Eine Sekunde freier Fall. So kommt es einem vor, wenn der Katamaran erst hoch auf den Wellenkamm klettert, einen Wimpernschlag lang reglos verharrt – um dann steil nach vorne zu kippen und seinen Bug krachend ins Wasser zu stürzen. Die Ägäis ist aufgewühlt an diesem Morgen, die Fahrt mit der „Flying Cat 4“ von Kreta nach Santorin wackelig. Das Zweirumpfschiff der Reederei „Hellenic Seaways“ – 55 Meter lang, 75 Kilometer pro Stunde schnell – schafft die Strecke in weniger als 120 Minuten. Zwei Stunden, die dem Magen viel zumuten.

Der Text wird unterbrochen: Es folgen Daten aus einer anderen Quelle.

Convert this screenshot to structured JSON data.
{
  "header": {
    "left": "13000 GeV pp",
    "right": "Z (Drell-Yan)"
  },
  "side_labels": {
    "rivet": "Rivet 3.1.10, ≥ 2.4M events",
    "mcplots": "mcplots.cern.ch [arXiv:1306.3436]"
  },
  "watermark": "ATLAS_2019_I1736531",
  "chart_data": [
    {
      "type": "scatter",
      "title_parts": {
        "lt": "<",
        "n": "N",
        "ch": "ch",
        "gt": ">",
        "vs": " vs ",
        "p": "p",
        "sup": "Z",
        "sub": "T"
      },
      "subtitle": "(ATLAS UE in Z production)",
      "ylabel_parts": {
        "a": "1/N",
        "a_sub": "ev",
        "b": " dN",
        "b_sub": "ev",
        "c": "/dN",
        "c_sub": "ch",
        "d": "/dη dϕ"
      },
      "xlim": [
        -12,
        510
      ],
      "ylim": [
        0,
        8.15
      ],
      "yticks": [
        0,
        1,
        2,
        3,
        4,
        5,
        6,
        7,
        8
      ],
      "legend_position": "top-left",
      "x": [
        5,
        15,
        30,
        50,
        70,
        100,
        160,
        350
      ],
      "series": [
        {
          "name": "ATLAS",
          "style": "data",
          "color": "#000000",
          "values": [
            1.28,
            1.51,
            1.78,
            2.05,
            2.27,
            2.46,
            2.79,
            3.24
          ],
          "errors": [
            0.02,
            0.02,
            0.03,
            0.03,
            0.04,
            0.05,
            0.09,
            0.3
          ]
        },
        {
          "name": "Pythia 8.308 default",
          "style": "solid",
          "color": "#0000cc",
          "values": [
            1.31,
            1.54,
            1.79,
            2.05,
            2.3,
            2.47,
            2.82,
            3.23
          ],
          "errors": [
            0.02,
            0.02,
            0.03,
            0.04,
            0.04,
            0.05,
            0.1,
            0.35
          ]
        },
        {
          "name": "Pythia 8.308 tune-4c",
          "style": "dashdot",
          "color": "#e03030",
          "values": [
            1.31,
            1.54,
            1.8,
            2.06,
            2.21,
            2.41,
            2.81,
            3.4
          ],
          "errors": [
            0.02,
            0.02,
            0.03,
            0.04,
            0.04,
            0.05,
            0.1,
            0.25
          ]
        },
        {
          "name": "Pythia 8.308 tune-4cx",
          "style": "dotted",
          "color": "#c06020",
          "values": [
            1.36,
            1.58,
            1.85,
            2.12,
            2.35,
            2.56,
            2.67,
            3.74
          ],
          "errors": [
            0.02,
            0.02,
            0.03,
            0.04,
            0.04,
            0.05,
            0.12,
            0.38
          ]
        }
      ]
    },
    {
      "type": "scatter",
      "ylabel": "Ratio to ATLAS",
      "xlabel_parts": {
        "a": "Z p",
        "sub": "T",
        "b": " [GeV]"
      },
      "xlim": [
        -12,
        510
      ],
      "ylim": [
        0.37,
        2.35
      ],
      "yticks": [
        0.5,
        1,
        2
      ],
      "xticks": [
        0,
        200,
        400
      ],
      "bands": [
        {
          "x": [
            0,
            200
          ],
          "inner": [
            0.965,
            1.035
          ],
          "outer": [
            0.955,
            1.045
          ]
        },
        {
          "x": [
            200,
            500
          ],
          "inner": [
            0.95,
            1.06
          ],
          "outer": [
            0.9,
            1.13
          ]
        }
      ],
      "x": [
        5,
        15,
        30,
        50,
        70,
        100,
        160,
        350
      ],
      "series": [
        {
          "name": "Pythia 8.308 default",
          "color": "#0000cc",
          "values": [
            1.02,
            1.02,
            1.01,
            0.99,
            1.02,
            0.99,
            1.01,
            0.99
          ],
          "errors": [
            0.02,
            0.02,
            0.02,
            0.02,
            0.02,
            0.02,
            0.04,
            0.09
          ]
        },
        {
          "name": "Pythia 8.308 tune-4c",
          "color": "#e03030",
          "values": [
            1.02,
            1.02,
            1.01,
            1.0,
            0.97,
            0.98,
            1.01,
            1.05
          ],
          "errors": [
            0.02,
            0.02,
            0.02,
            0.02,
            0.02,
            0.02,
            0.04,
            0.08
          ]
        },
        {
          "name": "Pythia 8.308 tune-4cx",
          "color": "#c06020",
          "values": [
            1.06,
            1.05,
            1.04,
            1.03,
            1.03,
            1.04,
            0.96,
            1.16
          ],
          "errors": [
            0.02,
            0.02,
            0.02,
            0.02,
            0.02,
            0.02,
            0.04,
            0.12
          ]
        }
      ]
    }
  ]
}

Die Entschädigung dafür gibt es später: auf dem Gipfel des Profitis-Ilias-Massivs, mit 567 Metern die höchste Erhebung der Insel. Es lohnt sich, die steilen, engen Serpentinen hinaufzukurven. Von oben lässt sich die gesamte Caldera überblicken – der Vulkankessel. Denn das ist der Santorin-Archipel, der aus den ringförmig angeordneten Eilanden Thira, Thirasia und Aspronisi besteht: der Rand eines gigantischen, vom Meer gefluteten Kraters.

Wohl auch wegen dieser Szenerie ist Santorin die Insel der Reichen und Berühmten. Scheichs und Hollywoodstars haben sich prachtvolle Villen an die Caldera bauen lassen. Brad Pitt und Angelina Jolie besitzen ein Haus in Oia. Die Stadt schraubt sich am nordwestlichen Zipfel des Archipels die Küstenfelsen hinab. Dank dieser Lage sind die Tavernen hier besonders gemütlich: Viele Gaststätten wurden in die Klippen gemeißelt – und gleichen mit ihren gewölbten Decken kleinen, warmen Höhlen. Dicht an dicht drängen sich im Inneren die Gäste. „Wir sind gut besucht“, sagt Stella, die Wirtin des Fischlokals „Poseidon“: „Die Krise kenne ich nur vom Hörensagen.“

Draußen sieht Oia aus wie gemalt. Aus steilen Felswänden strebt eine Welt aus Blau und Weiß hervor. Es sind die Bauten, für die Santorin so bekannt ist: die weißen Häuser mit blauen Kuppeln, blauen Fensterläden, blauen Zäunen. Dazwischen enge, steile Gassen.

Es ist eine heile Welt wie eh und je. Und Athen ist fern. 230 Kilometer weit weg. Irgendwo in einem anderen Universum.